Testing Alkalinity In Boiler Water
Alkalinity is a key control parameter for boilers (outside of the prescribed operating range, it can lead to corrosion, caustic metal embrittlement, and carryover) and cooling water systems (where it has a significant effect on chemical treatments for scale and corrosion inhibition).
P, M, and T
Depending upon the pH of the water, alkalinity can exist in water in three basic forms: carbonate (CO3), bicarbonate (HCO3), or hydroxide (OH). Total alkalinity is the sum of these three forms. Alkalinity is measured by titrating a water sample with a standard acid to a designated pH and is recorded as P, M, or T alkalinity. P alkalinity is titrated with phenolphthalein to pH 8.3, M alkalinity with methyl orange indicator to pH 4.6, and T alkalinity with total alkalinity indicator to pH 4.5. Once you know the values for P, M, or T alkalinity you can use the table of relationships below to determine treatment control and effectiveness.
In boiler water, treatment specialists must maintain M (or T) alkalinity below a maximum level prescribed by the boiler's manufacturer to help prevent foaming and carryover. Typically, as boiler operating pressure increases so does the need for higher purity water. At the same time, water treaters need to maintain a minimum level of OH alkalinity (generally, over 150 ppm as CaCO3) to prevent scaling tendencies while ensuring excess alkalinity doesn't interfere with other chemical treatment components. In cooling water, treatment professionals aim to control alkalinity (and pH) to prevent corrosion and scaling. Below acceptable levels, these parameters can contribute to corrosion. The higher the pH, the more alkalinity is present in the carbonate species, which can react with calcium in the water to form scale.

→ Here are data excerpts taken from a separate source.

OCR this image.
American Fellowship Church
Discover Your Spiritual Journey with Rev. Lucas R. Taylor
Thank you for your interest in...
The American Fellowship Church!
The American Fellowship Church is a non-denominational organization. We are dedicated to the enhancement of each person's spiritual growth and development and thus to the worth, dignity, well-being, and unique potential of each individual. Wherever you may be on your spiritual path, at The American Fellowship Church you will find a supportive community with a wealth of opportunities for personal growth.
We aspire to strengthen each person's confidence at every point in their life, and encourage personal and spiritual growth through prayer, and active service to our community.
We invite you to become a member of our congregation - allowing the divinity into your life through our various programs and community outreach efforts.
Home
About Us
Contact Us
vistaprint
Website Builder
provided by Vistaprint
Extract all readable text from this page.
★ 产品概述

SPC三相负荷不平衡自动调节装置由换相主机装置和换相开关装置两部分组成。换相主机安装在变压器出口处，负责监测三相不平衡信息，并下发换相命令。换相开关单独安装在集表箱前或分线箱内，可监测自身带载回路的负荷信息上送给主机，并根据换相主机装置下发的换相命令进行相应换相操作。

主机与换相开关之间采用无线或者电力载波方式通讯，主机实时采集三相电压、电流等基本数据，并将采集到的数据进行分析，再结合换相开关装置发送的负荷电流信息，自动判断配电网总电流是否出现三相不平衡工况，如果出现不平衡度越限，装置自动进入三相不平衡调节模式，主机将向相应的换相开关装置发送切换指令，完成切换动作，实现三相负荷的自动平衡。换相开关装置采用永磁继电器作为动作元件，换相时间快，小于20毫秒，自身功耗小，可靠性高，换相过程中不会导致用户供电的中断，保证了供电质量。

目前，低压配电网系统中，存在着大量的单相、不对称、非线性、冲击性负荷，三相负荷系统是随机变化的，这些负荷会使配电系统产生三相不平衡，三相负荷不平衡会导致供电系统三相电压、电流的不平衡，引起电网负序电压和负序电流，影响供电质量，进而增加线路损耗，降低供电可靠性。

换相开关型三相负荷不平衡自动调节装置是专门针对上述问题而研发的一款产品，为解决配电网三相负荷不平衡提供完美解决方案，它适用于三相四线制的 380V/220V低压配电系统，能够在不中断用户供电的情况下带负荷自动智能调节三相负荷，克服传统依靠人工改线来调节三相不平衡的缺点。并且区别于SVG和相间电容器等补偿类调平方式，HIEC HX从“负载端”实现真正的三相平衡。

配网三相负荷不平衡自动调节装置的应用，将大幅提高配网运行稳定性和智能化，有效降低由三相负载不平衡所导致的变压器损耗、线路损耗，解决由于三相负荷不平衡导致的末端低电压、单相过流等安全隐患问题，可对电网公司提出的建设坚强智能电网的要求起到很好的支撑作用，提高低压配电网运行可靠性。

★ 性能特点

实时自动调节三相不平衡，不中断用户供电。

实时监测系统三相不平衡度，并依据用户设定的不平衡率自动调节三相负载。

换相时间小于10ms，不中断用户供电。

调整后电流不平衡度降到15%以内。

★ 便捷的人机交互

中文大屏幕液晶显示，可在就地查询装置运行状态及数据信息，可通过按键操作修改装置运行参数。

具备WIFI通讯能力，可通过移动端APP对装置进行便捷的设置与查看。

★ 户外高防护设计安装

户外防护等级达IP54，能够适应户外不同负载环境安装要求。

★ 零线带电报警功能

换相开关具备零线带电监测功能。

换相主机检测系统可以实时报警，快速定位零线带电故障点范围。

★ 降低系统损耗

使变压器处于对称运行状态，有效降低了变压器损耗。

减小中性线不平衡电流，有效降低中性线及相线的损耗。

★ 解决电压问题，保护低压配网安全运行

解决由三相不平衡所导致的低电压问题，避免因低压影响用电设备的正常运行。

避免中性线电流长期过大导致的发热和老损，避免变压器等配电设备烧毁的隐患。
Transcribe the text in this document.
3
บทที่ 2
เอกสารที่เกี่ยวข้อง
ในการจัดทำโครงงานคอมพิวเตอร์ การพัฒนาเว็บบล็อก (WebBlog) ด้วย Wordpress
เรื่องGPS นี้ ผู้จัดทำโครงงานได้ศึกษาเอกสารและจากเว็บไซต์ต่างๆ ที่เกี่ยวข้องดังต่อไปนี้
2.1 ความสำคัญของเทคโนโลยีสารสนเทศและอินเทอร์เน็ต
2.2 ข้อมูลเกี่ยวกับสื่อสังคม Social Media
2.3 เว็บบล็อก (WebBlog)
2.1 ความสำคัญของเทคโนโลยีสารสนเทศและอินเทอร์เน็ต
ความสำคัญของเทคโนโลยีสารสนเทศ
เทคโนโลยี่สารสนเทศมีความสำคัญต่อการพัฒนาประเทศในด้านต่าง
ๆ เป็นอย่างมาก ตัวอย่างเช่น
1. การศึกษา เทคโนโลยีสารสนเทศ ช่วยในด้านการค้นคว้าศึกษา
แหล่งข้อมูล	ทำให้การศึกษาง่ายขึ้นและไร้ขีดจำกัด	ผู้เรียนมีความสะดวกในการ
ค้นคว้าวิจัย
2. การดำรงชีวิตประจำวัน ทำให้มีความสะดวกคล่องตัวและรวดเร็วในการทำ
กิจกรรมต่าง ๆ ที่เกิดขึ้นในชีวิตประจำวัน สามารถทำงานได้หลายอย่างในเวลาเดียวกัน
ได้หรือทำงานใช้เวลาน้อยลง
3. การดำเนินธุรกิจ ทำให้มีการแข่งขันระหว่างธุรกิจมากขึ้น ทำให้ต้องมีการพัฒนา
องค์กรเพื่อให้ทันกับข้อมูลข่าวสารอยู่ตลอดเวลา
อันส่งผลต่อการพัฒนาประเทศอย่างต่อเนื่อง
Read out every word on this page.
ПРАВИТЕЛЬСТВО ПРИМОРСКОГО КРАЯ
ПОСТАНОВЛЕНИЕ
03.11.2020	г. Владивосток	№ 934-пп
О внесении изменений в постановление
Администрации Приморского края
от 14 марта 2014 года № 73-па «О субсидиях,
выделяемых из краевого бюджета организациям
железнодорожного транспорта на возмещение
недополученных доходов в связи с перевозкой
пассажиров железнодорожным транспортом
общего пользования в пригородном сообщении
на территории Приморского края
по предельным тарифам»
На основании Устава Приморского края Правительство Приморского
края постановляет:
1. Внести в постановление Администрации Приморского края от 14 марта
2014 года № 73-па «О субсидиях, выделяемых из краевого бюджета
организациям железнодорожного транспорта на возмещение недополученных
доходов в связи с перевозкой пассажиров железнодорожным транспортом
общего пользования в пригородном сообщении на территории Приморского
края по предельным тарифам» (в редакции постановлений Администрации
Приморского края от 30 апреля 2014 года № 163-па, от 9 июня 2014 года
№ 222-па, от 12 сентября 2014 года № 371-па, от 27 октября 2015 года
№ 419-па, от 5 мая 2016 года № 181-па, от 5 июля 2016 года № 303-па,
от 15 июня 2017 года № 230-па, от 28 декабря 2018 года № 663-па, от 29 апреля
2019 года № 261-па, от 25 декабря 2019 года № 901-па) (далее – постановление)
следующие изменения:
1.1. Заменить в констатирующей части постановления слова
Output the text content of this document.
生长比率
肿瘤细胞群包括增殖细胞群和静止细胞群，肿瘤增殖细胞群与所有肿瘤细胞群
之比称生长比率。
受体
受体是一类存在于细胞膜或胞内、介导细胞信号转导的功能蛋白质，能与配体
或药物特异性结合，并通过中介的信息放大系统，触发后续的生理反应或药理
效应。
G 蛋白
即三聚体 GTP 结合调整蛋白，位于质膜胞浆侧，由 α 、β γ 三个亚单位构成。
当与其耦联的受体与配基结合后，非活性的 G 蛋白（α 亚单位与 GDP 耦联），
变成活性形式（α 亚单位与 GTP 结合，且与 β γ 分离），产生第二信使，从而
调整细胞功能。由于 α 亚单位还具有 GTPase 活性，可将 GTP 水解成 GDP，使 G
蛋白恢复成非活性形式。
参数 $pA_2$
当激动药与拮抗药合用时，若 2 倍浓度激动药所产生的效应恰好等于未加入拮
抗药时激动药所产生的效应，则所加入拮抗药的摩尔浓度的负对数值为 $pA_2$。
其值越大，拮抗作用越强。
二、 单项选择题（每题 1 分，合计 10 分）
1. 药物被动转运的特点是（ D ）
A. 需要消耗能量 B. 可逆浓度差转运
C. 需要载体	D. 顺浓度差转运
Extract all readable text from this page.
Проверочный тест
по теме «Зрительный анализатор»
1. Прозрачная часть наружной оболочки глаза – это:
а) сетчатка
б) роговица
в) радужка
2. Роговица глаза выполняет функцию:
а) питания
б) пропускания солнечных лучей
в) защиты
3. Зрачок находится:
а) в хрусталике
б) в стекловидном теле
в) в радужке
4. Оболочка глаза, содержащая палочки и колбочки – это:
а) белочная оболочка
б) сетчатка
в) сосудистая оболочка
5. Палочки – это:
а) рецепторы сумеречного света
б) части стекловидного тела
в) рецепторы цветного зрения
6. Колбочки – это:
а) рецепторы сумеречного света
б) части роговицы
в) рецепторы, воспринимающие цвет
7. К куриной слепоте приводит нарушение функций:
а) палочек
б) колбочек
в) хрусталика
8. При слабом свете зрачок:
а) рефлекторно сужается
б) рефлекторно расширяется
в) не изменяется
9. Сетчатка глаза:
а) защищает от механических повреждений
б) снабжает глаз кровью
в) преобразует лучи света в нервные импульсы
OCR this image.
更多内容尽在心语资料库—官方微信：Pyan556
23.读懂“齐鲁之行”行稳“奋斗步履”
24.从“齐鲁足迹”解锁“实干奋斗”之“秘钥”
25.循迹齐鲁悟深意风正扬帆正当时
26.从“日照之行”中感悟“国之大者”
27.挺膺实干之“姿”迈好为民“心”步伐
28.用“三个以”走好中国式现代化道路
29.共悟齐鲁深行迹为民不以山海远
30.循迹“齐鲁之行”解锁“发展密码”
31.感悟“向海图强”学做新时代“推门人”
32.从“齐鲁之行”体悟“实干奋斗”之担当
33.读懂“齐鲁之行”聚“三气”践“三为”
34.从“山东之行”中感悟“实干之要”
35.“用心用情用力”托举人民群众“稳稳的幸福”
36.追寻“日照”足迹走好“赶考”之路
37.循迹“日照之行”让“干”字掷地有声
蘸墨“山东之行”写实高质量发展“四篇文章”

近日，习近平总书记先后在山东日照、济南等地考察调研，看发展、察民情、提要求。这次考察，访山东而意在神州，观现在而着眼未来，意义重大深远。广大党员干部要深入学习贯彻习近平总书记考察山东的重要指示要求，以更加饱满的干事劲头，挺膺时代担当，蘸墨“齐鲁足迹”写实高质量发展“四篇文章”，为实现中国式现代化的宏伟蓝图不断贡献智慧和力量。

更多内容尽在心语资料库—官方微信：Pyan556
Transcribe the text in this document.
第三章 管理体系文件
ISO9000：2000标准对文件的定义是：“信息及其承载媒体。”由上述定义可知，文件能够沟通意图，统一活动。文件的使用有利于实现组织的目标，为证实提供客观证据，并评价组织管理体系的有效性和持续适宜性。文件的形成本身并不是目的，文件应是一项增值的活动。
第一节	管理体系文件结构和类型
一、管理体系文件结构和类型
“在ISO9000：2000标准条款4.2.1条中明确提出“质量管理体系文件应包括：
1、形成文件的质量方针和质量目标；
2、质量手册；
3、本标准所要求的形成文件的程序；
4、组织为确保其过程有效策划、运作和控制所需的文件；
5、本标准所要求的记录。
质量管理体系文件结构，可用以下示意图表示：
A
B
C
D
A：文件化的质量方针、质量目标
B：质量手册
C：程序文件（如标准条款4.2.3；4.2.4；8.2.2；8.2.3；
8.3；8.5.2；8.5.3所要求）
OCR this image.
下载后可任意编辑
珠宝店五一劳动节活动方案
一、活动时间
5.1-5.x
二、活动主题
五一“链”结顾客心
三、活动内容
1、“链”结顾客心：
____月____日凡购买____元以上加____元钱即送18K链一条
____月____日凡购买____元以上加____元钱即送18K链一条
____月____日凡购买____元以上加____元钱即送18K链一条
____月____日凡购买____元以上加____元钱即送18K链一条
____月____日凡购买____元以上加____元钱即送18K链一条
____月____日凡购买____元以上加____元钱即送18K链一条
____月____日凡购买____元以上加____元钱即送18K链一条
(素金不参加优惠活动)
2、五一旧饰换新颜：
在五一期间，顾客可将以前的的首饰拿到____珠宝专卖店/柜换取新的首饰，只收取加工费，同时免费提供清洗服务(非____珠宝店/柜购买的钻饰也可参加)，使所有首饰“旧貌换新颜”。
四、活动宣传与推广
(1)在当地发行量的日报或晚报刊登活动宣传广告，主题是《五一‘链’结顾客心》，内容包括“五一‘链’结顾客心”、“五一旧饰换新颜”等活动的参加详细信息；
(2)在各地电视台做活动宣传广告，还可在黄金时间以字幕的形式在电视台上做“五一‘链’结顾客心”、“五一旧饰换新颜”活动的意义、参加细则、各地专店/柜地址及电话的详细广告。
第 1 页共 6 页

There are some interferences you should be aware of when performing alkalinity titrations. Highly turbid or colored samples may mask the color change at the endpoint. The suspended solids can be removed by standard paper filtration methods, while colloidal color may require the use of syringe filtration (6247, 6249; 6248, 6257, 6261). High levels of chlorine may interfere with the indicators. Add one drop of sodium thiosulfate to prevent this. Treatment polymers will titrate as M and T alkalinity. In waters using polymer treatment, OH alkalinity needs to be directly titrated using the barium chloride method. Using a 2P-M method to determine OH alkalinity will result in a negative interference for the calculation of OH. Absorption of CO2 will depress alkalinity in water samples. To prevent this situation, analyze samples at the point of collection. When on-site analysis is not practical, collect samples for off-site testing in overflowing containers and cap them tightly. If acid is being added to adjust pH, it will also alter the P/T alkalinity relationship.